Mesures pour le climatBruxelles renvoie la balle aux gouvernements

| AFP

Ce sont souvent les gouvernements européens qui résistent aux mesures proposées par Bruxelles pour protéger le climat, et c'est d'abord sur eux que les militants écologistes doivent faire pression, a déclaré vendredi Frans Timmermans, vice-président de la Commission européenne.

« Parlez-moi, gardez-moi dans la boucle, restez critiques, mais surtout parlez à vos gouvernements nationaux, car ce sont eux qui résistent très souvent aux réformes que la commission propose », a déclaré Frans Timmermans lors d'une visioconférence organisée par deux organisations écologistes, Fridays For Future et Youth For Climate. « Nous les pousserons et nous pousserons le Parlement européen, mais vous devez nous donner un coup de main », a-t-il souligné.

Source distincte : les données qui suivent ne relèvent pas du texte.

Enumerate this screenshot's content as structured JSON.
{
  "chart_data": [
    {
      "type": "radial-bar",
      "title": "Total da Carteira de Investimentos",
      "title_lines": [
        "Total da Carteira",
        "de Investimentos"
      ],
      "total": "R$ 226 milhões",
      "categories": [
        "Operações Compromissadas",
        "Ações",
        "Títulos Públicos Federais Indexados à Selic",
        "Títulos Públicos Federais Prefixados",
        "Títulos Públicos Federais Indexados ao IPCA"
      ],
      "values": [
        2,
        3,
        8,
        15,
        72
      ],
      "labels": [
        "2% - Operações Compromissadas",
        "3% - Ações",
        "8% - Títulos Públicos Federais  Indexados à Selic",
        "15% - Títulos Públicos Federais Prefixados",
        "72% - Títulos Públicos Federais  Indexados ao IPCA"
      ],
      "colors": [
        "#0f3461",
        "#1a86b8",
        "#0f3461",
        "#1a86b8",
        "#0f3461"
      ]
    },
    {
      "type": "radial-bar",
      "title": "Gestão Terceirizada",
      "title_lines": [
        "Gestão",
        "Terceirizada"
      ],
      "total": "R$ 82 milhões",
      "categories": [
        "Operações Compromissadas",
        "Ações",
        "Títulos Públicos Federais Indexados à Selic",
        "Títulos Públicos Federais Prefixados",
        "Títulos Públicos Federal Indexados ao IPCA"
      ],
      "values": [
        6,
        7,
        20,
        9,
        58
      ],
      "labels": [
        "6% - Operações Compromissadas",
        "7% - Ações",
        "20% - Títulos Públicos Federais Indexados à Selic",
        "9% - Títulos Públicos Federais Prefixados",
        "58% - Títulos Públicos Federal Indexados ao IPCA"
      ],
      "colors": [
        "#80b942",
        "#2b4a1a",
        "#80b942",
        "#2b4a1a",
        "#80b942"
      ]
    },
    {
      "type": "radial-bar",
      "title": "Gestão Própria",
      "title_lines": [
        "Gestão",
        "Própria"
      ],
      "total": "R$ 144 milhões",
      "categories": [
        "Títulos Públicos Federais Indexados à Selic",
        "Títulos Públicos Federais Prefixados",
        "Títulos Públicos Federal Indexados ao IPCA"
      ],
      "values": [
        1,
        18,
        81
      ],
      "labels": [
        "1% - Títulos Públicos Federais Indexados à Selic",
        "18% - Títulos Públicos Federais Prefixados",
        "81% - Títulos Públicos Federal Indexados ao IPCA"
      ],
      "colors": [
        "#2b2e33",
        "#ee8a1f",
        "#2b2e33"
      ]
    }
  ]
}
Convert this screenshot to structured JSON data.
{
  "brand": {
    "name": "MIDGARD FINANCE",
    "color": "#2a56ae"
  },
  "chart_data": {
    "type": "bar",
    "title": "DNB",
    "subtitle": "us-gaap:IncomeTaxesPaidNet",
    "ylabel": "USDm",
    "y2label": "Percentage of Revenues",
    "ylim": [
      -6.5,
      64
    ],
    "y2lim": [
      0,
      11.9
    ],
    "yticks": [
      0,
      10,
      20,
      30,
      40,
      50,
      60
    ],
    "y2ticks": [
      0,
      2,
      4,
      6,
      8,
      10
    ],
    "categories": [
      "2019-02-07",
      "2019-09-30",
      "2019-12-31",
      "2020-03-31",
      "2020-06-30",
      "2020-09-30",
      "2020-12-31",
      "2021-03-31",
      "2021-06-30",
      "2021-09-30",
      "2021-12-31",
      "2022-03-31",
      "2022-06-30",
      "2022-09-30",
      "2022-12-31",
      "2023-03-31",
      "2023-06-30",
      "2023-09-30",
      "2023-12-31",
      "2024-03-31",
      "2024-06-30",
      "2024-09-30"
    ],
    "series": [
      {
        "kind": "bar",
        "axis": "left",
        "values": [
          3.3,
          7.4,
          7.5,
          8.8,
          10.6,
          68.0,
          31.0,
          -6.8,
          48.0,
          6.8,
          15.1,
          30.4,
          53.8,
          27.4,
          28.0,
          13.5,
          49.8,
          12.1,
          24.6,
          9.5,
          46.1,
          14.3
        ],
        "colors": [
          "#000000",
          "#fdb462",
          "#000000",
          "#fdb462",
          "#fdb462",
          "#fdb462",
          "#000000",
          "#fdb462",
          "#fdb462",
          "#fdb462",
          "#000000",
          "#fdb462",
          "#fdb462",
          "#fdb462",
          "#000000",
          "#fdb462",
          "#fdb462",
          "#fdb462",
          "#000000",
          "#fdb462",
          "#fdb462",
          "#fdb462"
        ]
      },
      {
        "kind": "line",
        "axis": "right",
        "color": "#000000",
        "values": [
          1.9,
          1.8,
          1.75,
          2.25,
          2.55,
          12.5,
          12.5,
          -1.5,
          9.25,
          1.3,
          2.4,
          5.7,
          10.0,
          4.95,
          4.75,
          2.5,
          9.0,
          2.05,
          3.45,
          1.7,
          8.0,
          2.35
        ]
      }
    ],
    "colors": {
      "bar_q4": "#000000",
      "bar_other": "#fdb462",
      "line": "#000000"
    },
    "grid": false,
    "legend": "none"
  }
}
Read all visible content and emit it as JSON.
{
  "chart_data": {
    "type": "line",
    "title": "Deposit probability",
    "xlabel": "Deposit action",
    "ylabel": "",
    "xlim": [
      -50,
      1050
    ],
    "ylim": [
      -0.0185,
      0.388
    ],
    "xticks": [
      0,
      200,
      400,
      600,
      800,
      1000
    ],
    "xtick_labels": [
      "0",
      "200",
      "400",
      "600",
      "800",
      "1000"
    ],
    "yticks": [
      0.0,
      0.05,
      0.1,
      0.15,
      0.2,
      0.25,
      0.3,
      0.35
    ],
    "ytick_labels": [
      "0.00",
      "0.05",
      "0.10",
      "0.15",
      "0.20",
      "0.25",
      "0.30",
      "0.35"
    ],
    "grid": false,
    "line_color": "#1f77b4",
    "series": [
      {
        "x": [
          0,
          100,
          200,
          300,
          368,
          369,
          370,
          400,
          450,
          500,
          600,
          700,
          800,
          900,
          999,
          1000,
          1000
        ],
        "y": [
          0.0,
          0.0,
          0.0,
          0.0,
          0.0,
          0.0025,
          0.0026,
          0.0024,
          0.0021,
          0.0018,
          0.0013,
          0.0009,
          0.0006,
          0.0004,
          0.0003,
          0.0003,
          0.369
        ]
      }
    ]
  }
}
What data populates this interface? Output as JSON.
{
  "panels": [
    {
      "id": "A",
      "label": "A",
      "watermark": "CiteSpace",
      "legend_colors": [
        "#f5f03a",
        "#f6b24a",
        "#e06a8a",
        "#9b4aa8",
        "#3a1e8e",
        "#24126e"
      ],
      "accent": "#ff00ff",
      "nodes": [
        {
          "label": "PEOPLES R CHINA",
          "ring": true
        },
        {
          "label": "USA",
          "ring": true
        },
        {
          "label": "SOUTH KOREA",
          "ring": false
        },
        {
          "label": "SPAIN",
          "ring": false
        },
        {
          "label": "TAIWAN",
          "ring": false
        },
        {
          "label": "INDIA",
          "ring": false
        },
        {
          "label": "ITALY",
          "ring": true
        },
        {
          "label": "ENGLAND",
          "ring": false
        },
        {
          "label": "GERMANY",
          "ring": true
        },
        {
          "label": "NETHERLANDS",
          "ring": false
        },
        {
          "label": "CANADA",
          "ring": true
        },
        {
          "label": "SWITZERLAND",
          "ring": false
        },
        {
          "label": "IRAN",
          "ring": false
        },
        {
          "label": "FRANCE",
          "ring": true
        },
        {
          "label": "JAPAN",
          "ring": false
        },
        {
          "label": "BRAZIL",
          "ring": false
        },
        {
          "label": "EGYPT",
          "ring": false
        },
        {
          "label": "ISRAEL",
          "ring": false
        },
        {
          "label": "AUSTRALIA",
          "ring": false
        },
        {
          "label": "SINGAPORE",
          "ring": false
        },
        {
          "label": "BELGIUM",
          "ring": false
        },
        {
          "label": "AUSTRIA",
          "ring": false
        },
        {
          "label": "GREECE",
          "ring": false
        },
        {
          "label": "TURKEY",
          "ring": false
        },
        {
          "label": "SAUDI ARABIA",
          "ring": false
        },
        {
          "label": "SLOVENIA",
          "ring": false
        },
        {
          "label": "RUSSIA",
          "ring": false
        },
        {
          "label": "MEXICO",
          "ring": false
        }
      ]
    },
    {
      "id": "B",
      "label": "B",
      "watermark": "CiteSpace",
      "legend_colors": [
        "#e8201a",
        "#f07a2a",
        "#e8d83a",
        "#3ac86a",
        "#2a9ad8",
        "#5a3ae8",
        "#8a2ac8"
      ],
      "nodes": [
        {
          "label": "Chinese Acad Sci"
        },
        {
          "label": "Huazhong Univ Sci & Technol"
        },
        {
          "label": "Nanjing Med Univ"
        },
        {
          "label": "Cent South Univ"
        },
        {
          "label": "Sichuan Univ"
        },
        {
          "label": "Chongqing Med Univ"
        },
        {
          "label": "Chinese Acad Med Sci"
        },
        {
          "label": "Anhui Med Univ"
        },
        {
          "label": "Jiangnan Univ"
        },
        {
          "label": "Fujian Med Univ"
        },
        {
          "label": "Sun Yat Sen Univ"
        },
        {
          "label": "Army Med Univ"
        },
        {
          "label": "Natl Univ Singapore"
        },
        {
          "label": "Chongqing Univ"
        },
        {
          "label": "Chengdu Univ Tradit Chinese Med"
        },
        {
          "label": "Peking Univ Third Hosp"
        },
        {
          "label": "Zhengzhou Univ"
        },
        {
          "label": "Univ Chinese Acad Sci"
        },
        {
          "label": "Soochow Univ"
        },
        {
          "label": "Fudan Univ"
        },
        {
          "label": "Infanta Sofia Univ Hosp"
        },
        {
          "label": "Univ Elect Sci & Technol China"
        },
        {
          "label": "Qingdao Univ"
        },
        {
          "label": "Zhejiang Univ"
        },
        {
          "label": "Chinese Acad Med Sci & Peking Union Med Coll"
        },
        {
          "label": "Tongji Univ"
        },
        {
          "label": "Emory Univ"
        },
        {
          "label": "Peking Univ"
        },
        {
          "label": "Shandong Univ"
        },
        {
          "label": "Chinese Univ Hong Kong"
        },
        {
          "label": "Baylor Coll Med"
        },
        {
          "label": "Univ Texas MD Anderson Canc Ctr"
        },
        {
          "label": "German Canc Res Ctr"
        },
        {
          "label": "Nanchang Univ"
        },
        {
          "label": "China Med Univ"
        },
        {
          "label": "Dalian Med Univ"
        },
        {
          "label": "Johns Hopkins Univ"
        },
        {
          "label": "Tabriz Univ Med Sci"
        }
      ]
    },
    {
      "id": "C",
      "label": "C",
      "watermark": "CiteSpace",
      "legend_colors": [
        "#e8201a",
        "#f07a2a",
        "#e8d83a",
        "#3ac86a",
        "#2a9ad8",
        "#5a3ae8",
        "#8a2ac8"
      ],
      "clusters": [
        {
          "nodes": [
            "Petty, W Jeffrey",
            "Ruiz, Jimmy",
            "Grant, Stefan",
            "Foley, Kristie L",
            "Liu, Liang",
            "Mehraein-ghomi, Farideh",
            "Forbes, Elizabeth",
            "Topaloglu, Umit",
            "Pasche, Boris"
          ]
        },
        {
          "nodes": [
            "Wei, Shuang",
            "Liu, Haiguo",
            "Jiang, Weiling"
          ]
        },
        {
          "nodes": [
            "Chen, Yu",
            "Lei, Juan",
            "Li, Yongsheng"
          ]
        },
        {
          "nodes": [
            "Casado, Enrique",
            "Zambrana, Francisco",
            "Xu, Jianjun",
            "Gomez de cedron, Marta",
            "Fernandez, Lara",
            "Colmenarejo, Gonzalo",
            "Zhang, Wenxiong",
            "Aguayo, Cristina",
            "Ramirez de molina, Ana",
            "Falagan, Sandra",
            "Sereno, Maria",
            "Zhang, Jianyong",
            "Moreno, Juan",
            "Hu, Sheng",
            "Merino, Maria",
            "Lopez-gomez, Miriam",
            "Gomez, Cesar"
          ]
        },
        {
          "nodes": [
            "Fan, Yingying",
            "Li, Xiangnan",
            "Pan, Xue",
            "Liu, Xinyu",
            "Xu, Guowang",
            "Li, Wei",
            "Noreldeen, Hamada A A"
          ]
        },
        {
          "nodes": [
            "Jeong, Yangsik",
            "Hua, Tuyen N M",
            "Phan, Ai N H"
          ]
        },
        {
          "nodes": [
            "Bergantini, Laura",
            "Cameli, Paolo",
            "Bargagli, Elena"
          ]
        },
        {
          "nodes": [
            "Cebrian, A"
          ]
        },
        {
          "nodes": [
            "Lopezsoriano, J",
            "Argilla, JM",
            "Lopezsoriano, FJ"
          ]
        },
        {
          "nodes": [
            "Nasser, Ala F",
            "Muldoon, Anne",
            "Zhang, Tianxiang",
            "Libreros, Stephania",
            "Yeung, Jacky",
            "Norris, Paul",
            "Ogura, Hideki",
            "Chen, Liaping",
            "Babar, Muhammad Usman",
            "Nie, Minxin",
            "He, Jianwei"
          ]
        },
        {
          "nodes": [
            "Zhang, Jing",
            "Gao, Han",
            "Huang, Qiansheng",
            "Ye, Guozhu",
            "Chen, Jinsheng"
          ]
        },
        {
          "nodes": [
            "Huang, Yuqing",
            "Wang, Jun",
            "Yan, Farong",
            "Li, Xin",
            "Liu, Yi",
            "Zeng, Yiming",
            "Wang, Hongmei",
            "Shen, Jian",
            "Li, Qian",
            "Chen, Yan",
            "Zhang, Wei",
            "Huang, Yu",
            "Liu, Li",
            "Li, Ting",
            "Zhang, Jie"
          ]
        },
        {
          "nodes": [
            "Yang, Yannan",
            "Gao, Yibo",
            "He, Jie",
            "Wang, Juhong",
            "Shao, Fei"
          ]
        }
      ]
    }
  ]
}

Frans Timmermans s'exprimait deux jours après la présentation par la Commission de propositions pour défendre la biodiversité et une alimentation de qualité. Ces mesures, prises dans le cadre d'un « pacte vert », préconisent notamment une réduction de 50 % des pesticides dans l'agriculture d'ici à 2030.

Leur annonce a inquiété plusieurs fédérations d'agriculteurs, mais elles n'ont pas empêché certaines organisations écologistes, dont Fridays For Future et Youth For Climate, d'interpeller vendredi le commissaire en exigeant d'aller jusqu'à refondre la politique agricole commune (Pac). Les militants visent le premier pilier de la Pac, qui comprend les aides directes à la production, versées aux agriculteurs en fonction des surfaces agricoles. Ils réclament de passer à des subventions conditionnées aux méthodes agricoles utilisées et à leur impact sur la société et sur l'environnement.

« Une trop grande part des aides directes ne vont pas aux fermiers ou aux gens qui travaillent la terre, mais aux grands propriétaires terriens, il y a vraiment là un problème que nous devons résoudre », a reconnu Frans Timmermans. Mais pour envisager une refonte des aides, les gouvernements de l'UE devront « donner leur accord, et très souvent ils sont très réticents, parce qu'ils ont peur que ce ne soit trop lourd pour leurs paysans », a-t-il prévenu.

« Nous devons reconnaître qu'il y a un changement de la politique de l'UE, mais vous poursuivez le mauvais objectif », lui a déclaré un des jeunes participants à la réunion, réclamant « des objectifs clairs de réduction des émissions de gaz à effet de serre ». Frans Timmermans a rappelé qu'en Europe, environ 10 % des émissions de gaz à effet de serre étaient le fait de l'agriculture.

Estimant qu'il y avait suffisamment de marges de manœuvre dans les propositions de réforme formulées par la Commission, pour obtenir des avancées significatives dans la protection du climat, Frans Timmermans a averti : « supprimer le premier pilier ou le modifier radicalement ne permettra pas, de près ou de loin, d'obtenir un accord avec les États-membres et le Parlement européen ».